Microscopically, the connective tissue capsule is composed of an outer layer of dense, ﬁbrous tissue and an inner zone, which is looser and more cellular. Evidences of localized degeneration may be noted, including edema, inﬂammation, necrosis, fatty acid deposits, and calciﬁcation. The dividing septa are extensions from the inner zone of connective tissue. A well-differentiated, single-layered epithelium lines the cyst walls and trabeculae. It invaginates into the connective tissue stroma to give an adenomatous appearance. The epithelial lining is composed of tall columnar cells, with deeply staining basal nuclei and abundant acidophilic, ﬁnely granular cytoplasms. Actively secreting goblet cells are scattered irregularly between the columnar cells.
Pseudomyxoma peritonei refers to the secondary implantation on the peritoneum of mucinous tissue, with subsequent local invasion, proliferation, and overproduction of thick, gelatinous, mucinous material, which may ﬁll the pelvis, abdomen, and subphrenic spaces. Pseudomyxoma peritonei may follow rupture of a mucinous cystadenoma of the ovary or a mucocele of the appendix. Recent histologic studies suggest that in the majority of patients the appendix is the primary tumor source. In rare cases, metaplasia by the cells of the peritoneal surface may account for this tumor.

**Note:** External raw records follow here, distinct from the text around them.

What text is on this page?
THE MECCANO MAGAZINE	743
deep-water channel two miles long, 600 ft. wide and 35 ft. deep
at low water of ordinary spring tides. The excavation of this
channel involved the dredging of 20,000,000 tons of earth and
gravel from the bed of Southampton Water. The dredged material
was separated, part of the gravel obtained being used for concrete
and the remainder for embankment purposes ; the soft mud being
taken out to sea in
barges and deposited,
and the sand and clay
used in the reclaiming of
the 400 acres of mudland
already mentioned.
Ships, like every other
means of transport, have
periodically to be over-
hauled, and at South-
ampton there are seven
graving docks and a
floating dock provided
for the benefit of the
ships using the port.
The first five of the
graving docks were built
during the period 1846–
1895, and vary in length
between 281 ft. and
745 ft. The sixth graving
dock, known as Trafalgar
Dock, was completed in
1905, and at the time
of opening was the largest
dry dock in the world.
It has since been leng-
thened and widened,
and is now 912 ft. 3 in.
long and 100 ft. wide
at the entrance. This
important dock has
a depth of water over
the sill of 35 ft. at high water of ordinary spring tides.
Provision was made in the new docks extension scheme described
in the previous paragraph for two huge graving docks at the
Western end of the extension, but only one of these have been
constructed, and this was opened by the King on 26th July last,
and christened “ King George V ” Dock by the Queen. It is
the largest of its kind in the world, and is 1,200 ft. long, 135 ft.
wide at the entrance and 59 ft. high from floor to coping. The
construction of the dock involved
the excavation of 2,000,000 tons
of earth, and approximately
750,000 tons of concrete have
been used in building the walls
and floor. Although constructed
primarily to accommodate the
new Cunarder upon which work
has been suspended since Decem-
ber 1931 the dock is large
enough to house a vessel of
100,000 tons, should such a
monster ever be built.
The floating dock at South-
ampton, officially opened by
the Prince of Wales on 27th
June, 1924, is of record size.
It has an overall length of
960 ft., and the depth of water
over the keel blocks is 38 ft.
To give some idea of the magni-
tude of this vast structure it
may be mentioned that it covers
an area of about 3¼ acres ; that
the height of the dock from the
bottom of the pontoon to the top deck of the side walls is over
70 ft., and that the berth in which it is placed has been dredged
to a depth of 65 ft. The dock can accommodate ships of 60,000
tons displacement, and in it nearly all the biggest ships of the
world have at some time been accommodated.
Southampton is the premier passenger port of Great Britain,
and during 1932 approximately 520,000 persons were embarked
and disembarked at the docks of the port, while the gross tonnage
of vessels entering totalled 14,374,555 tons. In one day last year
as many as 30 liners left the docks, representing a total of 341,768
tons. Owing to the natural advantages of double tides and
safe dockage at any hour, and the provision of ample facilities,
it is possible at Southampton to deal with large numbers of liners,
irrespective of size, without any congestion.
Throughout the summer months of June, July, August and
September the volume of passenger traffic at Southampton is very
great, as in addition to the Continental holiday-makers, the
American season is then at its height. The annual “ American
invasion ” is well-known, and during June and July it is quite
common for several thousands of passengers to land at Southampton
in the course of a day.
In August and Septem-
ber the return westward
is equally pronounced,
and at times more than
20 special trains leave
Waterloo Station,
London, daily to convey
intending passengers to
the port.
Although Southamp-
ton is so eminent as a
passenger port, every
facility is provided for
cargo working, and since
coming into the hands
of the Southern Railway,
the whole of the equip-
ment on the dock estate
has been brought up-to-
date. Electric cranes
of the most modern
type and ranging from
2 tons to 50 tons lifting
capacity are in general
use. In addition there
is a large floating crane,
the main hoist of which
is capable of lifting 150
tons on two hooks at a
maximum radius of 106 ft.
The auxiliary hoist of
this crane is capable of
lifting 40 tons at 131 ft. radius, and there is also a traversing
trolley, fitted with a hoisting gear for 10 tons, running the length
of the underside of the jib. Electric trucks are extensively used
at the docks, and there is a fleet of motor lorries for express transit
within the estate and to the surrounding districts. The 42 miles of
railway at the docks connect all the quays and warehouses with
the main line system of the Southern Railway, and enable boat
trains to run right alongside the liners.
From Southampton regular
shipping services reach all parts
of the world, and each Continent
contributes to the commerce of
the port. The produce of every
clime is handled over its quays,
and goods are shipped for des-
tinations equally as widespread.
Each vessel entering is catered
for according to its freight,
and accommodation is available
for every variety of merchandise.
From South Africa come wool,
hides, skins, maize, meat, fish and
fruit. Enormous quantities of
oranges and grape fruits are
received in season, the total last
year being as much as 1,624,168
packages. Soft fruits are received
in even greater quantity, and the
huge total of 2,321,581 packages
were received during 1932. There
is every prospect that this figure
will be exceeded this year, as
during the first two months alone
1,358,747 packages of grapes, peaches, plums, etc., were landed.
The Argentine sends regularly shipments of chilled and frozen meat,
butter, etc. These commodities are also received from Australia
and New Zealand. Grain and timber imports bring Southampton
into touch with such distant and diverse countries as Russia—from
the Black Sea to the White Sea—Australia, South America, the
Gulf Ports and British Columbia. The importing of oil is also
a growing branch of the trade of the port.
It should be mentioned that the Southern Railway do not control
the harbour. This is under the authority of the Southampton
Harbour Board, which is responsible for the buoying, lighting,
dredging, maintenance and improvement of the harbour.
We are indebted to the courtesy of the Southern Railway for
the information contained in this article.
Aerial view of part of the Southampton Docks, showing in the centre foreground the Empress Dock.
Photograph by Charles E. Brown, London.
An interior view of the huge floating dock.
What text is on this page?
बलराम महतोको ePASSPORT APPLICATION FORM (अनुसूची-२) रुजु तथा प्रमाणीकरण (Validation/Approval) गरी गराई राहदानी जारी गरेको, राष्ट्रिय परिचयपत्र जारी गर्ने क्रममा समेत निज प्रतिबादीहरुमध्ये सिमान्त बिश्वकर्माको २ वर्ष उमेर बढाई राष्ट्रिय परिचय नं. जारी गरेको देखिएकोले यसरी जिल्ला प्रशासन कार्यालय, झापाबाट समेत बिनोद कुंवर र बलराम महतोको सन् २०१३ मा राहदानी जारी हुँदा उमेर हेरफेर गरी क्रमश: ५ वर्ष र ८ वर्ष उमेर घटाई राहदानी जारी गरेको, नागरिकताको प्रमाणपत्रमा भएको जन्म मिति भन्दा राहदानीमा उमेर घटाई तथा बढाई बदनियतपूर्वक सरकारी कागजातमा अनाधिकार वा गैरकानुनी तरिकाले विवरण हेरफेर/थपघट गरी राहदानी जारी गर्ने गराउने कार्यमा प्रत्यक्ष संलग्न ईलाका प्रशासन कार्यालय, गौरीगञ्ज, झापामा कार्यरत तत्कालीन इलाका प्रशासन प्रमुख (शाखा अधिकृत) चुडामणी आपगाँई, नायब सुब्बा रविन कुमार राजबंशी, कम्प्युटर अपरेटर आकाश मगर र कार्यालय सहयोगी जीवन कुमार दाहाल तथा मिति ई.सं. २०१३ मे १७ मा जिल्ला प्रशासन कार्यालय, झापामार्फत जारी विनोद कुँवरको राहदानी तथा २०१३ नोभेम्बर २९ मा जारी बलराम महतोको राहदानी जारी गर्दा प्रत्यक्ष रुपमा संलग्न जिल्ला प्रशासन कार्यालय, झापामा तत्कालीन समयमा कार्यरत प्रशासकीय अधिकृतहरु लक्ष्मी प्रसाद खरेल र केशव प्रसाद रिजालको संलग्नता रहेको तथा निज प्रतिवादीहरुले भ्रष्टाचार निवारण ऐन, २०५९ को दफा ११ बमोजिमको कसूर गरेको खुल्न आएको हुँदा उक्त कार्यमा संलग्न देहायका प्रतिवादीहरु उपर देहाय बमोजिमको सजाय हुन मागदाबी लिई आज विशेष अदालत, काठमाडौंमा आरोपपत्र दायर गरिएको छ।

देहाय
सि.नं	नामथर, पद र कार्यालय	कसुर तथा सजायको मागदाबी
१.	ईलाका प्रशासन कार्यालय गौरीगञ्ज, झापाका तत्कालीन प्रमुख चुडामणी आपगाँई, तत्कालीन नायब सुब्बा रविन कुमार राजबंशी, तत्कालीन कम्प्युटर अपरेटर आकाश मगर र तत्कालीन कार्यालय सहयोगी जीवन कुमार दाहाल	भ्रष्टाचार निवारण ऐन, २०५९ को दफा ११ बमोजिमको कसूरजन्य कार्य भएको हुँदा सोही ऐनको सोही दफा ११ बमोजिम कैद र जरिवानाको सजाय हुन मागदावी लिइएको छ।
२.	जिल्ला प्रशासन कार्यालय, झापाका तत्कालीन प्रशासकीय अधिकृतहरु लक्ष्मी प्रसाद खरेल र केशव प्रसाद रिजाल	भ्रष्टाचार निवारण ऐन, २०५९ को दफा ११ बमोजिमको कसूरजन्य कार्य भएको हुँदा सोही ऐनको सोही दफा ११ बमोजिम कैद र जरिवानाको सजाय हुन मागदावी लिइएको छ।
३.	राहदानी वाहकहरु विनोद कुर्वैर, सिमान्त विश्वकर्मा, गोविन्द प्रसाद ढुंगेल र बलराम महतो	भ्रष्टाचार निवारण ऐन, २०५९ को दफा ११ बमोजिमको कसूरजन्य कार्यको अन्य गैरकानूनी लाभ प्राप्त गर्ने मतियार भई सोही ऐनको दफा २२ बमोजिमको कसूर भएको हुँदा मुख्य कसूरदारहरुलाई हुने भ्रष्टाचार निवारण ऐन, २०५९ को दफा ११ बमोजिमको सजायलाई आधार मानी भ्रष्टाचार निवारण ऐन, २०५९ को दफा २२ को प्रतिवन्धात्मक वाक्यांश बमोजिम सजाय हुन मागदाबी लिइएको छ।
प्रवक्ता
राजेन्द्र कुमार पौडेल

Clinically, pseudomyxoma peritonei may give rise to a progressive enlargement of the abdomen, evidences of increased abdominal pressure, interference with bladder and bowel function, and cachexia. The condition is progressive and, though histologically benign, may cause a fatal outcome owing to mechanical interference. The rate of growth may be rap d, or the progress may be drawn out over many years.